In 2013, my family and I moved to Saskatoon, where I began with E.D. Feehan Catholic High School. I am the Christian Ethics Department Head and the English Language Arts Extension teacher.
Whether they are serious, virtual, paper, business, frivilous, or whatever, games are heavily invested in time, expertise and development to the end that the player keeps playing. The techniques of gamification are effective because they engage and activate behaviours. Just as engaged, active players keep playing...
Much of what I learned about gamification is rooted in a free online course available through coursera.com taught by Kevin Werbach of the University of Pennsylvania.
Professor Werbach has also authored a book about gamification called For The Win.
Dynamics are the big picture, sometimes called the grammer of the game.
Establishing the dynamics in game design means making decisions about the nature and purpose of the game that will define all your decisions afterwards about which elements you will use and how.
If you cobble together different game mechanics and components, without clear and purposeful decisions about dynamics, you're going to get a disjointed, confusing and ultimately ineffective game experience.
Mario has one narrative: Princess Peach has been kidnapped and he, the humble plumber, must rescue her from the fearsome Bowser. The narrative dynamic opens into the emotive dynamic of heroism.
Components are the smallest viable and identifiable elements of games.
Some might be simple and basic, and some might be very tailored and specific to the game context, but they will always serve the mechanics to sustain the dynamics of the game.
They will send a message about the type of experience the game is, whether they are well-considered or not.
In Mario, as a player moves through levels successfully, gold coins appear for Mario to collect.
The number of gold coins does not determine whether the level is completed or not, but rather, accumulating gold coins is an indicator of the proficiency with which a player beat a level.
If you had the time and luxury of finding and collecting every coin, you have evidence of how skillfully you overcame the challenge.
Monopoly - each player represented by different avatar
achievements, avatars, badges, boss fight, collections, combat, content unlocking, gifting, leaderboards, levels, points, quests, social graph, teams, virtual goals
Here we see what was an innovative idea at the time, which was so successful that now we take it for granted.
A simple matching game like Candy Crush Saga offers a few advantages - you can make near infinite levels in the basic gameplay by slightly altering one variable in the algorithm.

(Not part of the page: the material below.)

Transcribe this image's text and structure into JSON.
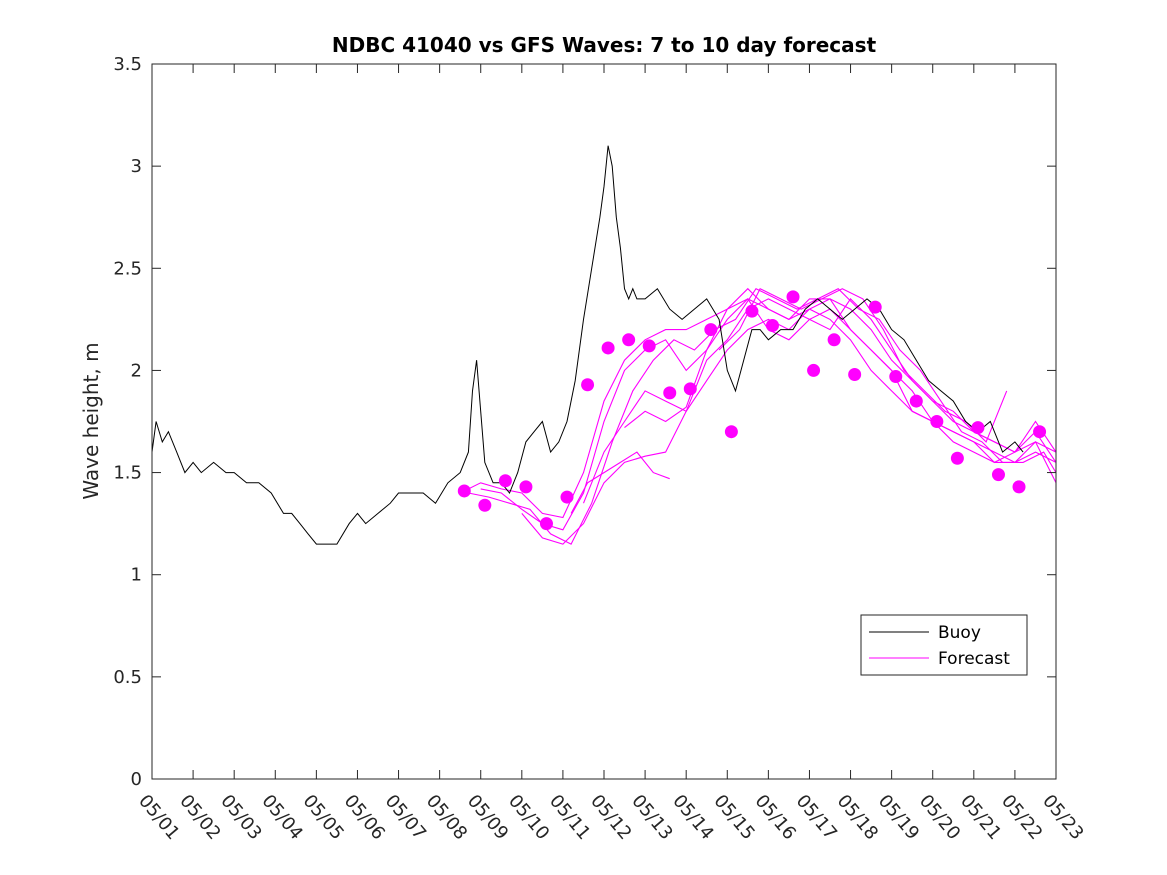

But here's the problem - you're not actually changing the game that much, so playing the same kind of game over and over again does not engage and retain players -you feel like you're stuck in a loop.
What Candy Crush Saga did was simply arrange the levels as stages on a journey through a graphic map interface. Now, the player is not looping through the SAME game, but moving down a path - looking down "where it bent in the undergrowth" beckoning the player to take just one more step, or to return to the game after a break to see 'what's new'.